Nos coups de coeur
Produit du mariage de l'histoire avec la sociologie, cette Naissance de l'intellectuel catholique étudie le mouvement de la "Renaissance littéraire catholique". Ce mouvement d'écrivains, des années 1910 à la fin des années vingt, tente d'édifier une parole et une esthétique catholiques.
Il se voulait le fer de lance d'une reconquête religieuse de la fille aînée de l'Église. Il s'agissait de former une armée catholique de la plume.
Hervé Serry se penche sur ces "oubliés de l'histoire intellectuelle". Il livre une analyse dont l'intérêt n'a d'égal que la densité. À travers l'étude des trois principales revues de la "Renaissance", les Cahiers de l'amitié de France de Robert Vallery-Radot, les Lettres de Gaëtan Bernoville et Vigile de François Mauriac et Charles Du Bos, mais aussi des lieux de convergence comme la Semaine des écrivains catholiques, ou de divergence comme les différentes polémiques qui déchirent l'espace des intellectuels catholiques autour du Jardin sur l'Oronte de Maurice Barrès ou la Jeanne d'Arc de Joseph Delteil, c'est tout un pan mal connu de l'histoire intellectuelle qui est ainsi mis en lumière. Toutes ces actions, en marge de l'institution ecclésiale, cherchent à promouvoir une action intellectuelle catholique qui se veut le pendant du militantisme sur le terrain social.
Les années 1880-1905 sont marquées par l'apogée du scientisme (la République panthéonise Marcellin Berthelot) et par un mouvement de conversions notamment chez les écrivains (Claudel et Huysmans). Bourget et Brunetière en appellent à la responsabilité sociale de l'écrivain et chantent le "renouveau de l'idéalisme".
La séparation de 1905 modifie profondément la donne : d'une part, elle ouvre aux laïcs une place plus large dans le fonctionnement de l'Église, et d'autre part, elle accélère considérablement la montée en puissance de l'Action française.
Cette renaissance littéraire catholique naît donc de la confluence d'enjeux politiques et d'enjeux religieux.
La construction d'un espace autonome, artistique et littéraire, pour ces écrivains est particulièrement difficile à mettre en œuvre, coincés qu'ils sont entre d'une part, une autorité ecclésiastique, gardienne du dogme néo-thomiste instauré par Léon XIII, et, d'autre part, le prestige intellectuel immense ou considérable de Charles Maurras.

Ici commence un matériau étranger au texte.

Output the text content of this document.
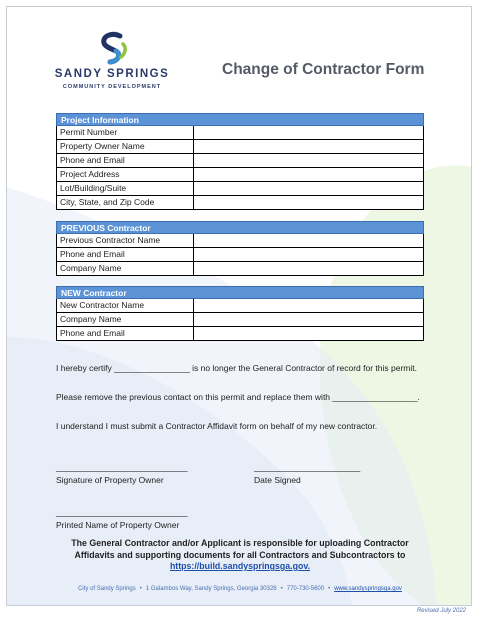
SANDY SPRINGS
COMMUNITY DEVELOPMENT
Change of Contractor Form
Project Information
Permit Number
Property Owner Name
Phone and Email
Project Address
Lot/Building/Suite
City, State, and Zip Code
PREVIOUS Contractor
Previous Contractor Name
Phone and Email
Company Name
NEW Contractor
New Contractor Name
Company Name
Phone and Email
I hereby certify ________________ is no longer the General Contractor of record for this permit.
Please remove the previous contact on this permit and replace them with __________________.
I understand I must submit a Contractor Affidavit form on behalf of my new contractor.
_______________________________
Signature of Property Owner
_________________________
Date Signed
_______________________________
Printed Name of Property Owner
The General Contractor and/or Applicant is responsible for uploading Contractor
Affidavits and supporting documents for all Contractors and Subcontractors to
https://build.sandyspringsga.gov.
City of Sandy Springs • 1 Galambos Way, Sandy Springs, Georgia 30328 • 770-730-5600 • www.sandyspringsga.gov
Revised July 2022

En outre les dominicains et les jésuites disposent de leurs propres instruments intellectuels comme la Revue des jeunes ou Études.
La difficulté pour ces écrivains d'être reconnus provient de ce qu'ils ne doivent pas seulement s'affirmer par rapport à l'Église et ses prolongements intellectuels mais aussi par rapport à une identité littéraire qui se mesure à l'aune de la NRF. Car sans être coupés des milieux de l'Académie française, ils revendiquent aussi une esthétique en recherche de nouveauté, parfois proche des avant-gardes. L'auteur analyse les effets du processus de privatisation de la religion sur les intellectuels catholiques, la redéfinition des formes et des contenus de leurs engagements politiques et esthétiques.
Entre le champ littéraire qui identifie l'écrivain et le champ religieux qui identifie le catholique, la marge de manœuvre est étroite. Avec l'échec successif des Cahiers, des Lettres et le naufrage de Vigile, cet ouvrage évoque une belle page d'histoire et nous permet de tirer des leçons pour les combats à venir.
Guillaume Lenormand,
Liberté politique (à paraître).
Hervé Serry, sociologue, chercheur associé au laboratoire Cultures et sociétés urbaines, est spécialiste d histoire intellectuelle et culturelle. Il est l'auteur de plusieurs articles sur le mouvement de "renaissance littéraire catholique", le rapport des intellectuels à l'Église, la censure et l'édition. Il a dirigé un numéro de Sociétés contemporaines consacré à "Littératures et identité" (2001).